A due anni di distanza da “The Reckoning” (2014), tornano sulla scena i torinesi Fragore con il loro nuovo album, il quarto in carriera: “Asylvm”.

Immutata la formazione, immutata l’etichetta discografica, immutato il missaggio e la masterizzazione (Ettore Rigotti), immutato, sostanzialmente, il sound.

Anzi, no.

Quest’ultimo leggermente depotenziato, ma è solo una questione di millimetri. Di primo acchito più thrash oriented, come lascia intravedere il break centrale di ‘Hidden Truth’, dedicato ad ‘Angel of Death’ degli Slayer (“Reign in Blood”, 1986). È solo un attimo, certo, pur tuttavia sufficiente a dar l’idea dell’impercettibile spostamento della matrice death metal, invariabile nella base del Fragore-sound, in direzione delle più moderne sonorità groove.

Come peraltro rilevabile in ‘Control Denied’, dotata di un erculeo incipit ai blast-beats, che sottolineano l’eccellente refrain, tanto semplice quanto efficace. Impressionante, qui, la prova Davide Nunziante, bravissimo sia con il suo isterico growling, sia con gli acuminati soli della sei corde; come pure ottimo è il lavoro di Andrea Lorenti al basso. Finalmente un sostegno che non è solo ritmico, allo stile, né tantomeno inutilmente virtuosistico: un dannato, cupo e rovente rimbombo. Di vero supporto al guitarwork, come da scuola groove, appunto.
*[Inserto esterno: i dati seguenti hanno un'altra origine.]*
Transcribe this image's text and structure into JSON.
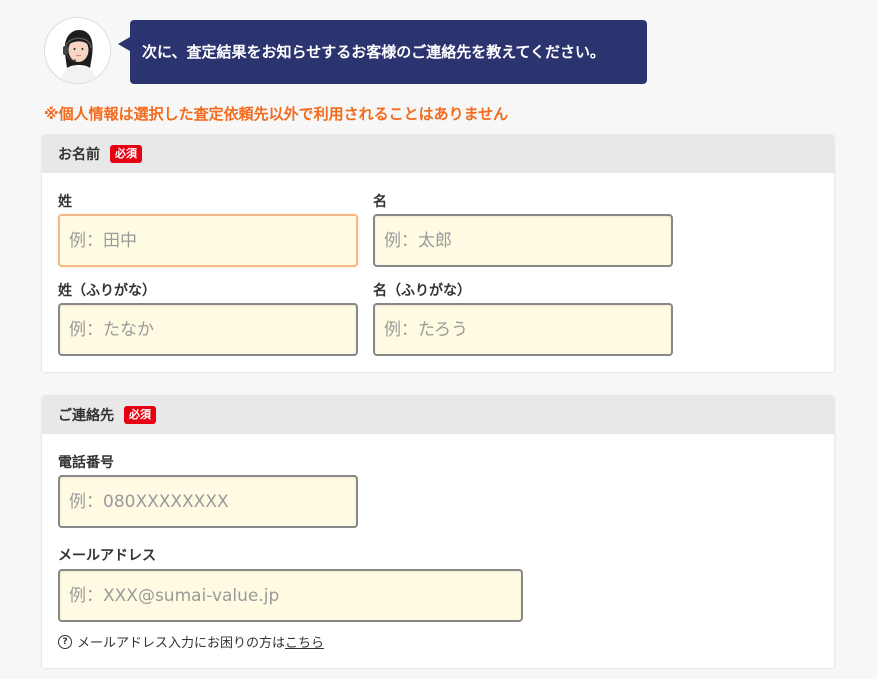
{
  "operator": {
    "avatar_icon": "operator-avatar-icon",
    "message": "次に、査定結果をお知らせするお客様のご連絡先を教えてください。"
  },
  "notice": "※個人情報は選択した査定依頼先以外で利用されることはありません",
  "name_section": {
    "title": "お名前",
    "badge": "必須",
    "last_name": {
      "label": "姓",
      "placeholder": "例：田中",
      "value": ""
    },
    "first_name": {
      "label": "名",
      "placeholder": "例：太郎",
      "value": ""
    },
    "last_name_kana": {
      "label": "姓（ふりがな）",
      "placeholder": "例：たなか",
      "value": ""
    },
    "first_name_kana": {
      "label": "名（ふりがな）",
      "placeholder": "例：たろう",
      "value": ""
    }
  },
  "contact_section": {
    "title": "ご連絡先",
    "badge": "必須",
    "phone": {
      "label": "電話番号",
      "placeholder": "例：080XXXXXXXX",
      "value": ""
    },
    "email": {
      "label": "メールアドレス",
      "placeholder": "例：XXX@sumai-value.jp",
      "value": ""
    },
    "help": {
      "icon": "question-circle-icon",
      "text": "メールアドレス入力にお困りの方は",
      "link": "こちら"
    }
  },
  "colors": {
    "bubble": "#2c3470",
    "notice": "#f26b1d",
    "badge": "#e60012",
    "input_bg": "#fffbe3",
    "header_bg": "#e8e8e8"
  }
}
Non solo, nella song nominata come il Ministro degli Esteri di Stalin ma soprattutto come la famigerata bottiglietta incendiaria, ‘Molotov’, i Fragore si buttano a capofitto in direzione del terribile US power metal. Attualizzato, certo, tuttavia inalterato nella sua forma energetica primigenia, volta a disporre dell’energia non con la velocità bensì con la forza. Fattispecie musicale addirittura lampante nella successiva ‘Alone’, ove i Nostri tentano la strada dell’orecchiabilità. Anche se tale termine va preso con le molle, dovendosi contestualizzare, sempre e comunque, nel lembo del metallo oltranzista.
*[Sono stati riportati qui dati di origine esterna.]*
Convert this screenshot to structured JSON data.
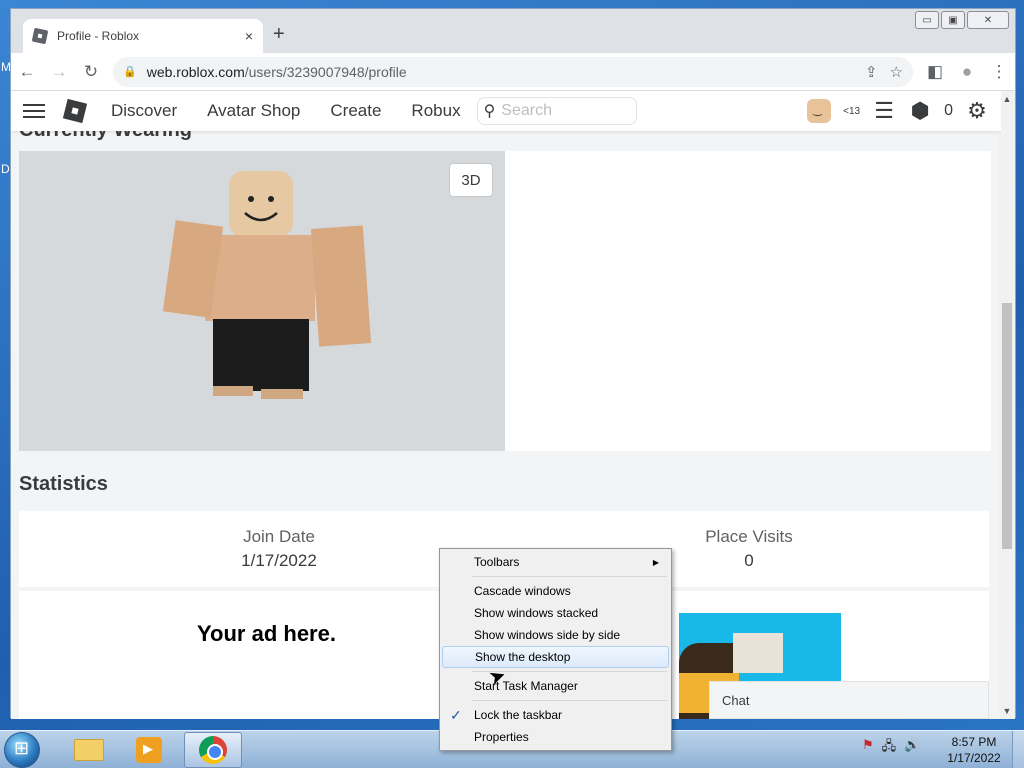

È nei brani più rabbiosi, aggressivi e possenti, comunque – ‘Revenge’ – , che i tre piemontesi, a parere di chi scrive, danno il meglio di sé. Forse, ma qui si tratta di considerazioni dettate dal gusto personale, è proprio in questa direzione che essi devono muoversi, sempre e comunque. Ben vengano, quindi, le idee tese a rendere più fruibile la loro creazione artistica (‘The Cell’), anche se la dirompente potenza pare essere sempre l’arma migliore del terzetto di Torino. Energia allo stato puro, scintillante, al calor bianco, insomma, che sembra possedere un innesto tenacissimo, nel DNA di Nunziante & Co.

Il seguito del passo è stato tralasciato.